Certes, des progrès ont eu lieu depuis. Des objectifs ont été définis avec des financements ciblés de la part des grands organismes d’aide internationale. Les Etats sont aussi considérés désormais comme responsables de l’accès à l’eau de leurs populations, ce qui les incite à agir et à mesurer leurs avancées.

L’amélioration rapide de l’accès à l’eau de centaines de millions d’habitants des pays émergents sortis de la pauvreté doit enfin être mentionnée, même si elle n’a aucun lien avec la reconnaissance internationale de ce droit à l’eau. Cependant, selon l’Organisation mondiale de la santé et le Fonds des Nations unies pour l’enfance, plus de deux milliards de personnes, soit plus du quart de la population mondiale, ne bénéficient toujours pas d’un accès à une eau de qualité.

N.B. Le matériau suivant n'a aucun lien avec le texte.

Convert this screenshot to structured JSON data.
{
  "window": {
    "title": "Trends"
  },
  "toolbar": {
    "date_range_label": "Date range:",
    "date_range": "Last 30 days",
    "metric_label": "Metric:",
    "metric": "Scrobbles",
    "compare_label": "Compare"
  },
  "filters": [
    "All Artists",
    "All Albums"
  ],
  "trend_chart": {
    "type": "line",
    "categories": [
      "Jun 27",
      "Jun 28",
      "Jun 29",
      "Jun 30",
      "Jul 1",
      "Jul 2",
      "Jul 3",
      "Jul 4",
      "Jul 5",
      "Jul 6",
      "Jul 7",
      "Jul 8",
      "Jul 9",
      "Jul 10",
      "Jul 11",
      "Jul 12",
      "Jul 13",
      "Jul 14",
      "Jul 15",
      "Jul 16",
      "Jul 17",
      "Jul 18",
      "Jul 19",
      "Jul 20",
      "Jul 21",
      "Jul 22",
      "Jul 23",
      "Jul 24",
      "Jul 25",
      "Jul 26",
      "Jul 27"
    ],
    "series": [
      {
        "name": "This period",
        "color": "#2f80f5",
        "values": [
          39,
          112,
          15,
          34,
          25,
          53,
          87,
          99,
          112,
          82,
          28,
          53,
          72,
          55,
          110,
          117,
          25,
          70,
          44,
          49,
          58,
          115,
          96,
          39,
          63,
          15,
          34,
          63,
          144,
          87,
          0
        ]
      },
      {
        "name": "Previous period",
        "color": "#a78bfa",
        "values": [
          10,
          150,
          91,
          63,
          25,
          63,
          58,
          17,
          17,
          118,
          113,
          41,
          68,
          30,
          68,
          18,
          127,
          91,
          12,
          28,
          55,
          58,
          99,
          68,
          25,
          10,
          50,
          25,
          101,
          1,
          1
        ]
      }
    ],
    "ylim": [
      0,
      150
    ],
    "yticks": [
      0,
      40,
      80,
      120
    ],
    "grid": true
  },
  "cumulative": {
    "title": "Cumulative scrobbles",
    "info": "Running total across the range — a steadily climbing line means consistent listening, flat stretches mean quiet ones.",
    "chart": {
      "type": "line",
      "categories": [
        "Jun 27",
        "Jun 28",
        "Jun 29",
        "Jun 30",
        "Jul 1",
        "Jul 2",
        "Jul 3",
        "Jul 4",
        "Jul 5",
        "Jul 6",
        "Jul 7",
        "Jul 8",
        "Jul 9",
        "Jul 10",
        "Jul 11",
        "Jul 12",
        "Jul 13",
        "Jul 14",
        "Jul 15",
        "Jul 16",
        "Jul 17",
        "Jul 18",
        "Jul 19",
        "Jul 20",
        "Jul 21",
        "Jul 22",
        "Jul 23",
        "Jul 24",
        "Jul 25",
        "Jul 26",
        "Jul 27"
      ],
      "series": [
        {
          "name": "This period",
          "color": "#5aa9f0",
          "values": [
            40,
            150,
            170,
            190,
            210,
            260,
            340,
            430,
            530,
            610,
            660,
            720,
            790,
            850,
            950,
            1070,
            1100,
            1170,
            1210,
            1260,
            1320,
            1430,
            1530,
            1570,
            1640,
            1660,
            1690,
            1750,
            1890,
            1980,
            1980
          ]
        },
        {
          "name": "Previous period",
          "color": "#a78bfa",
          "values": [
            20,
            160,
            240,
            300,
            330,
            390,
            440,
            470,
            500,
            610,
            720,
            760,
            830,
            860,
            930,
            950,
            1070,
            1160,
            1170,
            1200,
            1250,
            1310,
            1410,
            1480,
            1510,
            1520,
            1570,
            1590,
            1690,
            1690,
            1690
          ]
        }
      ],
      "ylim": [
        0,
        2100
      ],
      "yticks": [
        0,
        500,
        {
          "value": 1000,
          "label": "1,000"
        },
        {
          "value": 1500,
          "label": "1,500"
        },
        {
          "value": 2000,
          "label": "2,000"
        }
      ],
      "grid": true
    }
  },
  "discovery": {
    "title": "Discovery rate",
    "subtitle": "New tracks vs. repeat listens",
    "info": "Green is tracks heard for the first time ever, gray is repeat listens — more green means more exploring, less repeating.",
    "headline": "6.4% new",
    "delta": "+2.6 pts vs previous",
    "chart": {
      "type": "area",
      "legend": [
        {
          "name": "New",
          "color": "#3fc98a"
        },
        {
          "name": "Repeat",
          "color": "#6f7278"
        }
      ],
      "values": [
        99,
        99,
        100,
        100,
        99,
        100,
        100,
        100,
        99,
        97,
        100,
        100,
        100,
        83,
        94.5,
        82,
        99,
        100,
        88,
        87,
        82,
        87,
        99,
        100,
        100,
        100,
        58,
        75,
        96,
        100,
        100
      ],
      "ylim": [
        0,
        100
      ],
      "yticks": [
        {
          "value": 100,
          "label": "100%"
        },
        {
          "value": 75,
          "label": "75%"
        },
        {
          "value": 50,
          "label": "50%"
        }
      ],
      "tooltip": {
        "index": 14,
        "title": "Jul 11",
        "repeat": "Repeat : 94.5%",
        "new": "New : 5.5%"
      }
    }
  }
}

La question de l’assainissement reste tout particulièrement problématique. La moitié de la population mondiale continue à rejeter ses eaux usées domestiques dans la nature sans traitements adaptés, avec des conséquences désastreuses sur la qualité des eaux. Plus d’un million de décès par an en résultent directement.

Un enfant de moins de 5 ans meurt toutes les 80 secondes à cause d’une eau contaminée.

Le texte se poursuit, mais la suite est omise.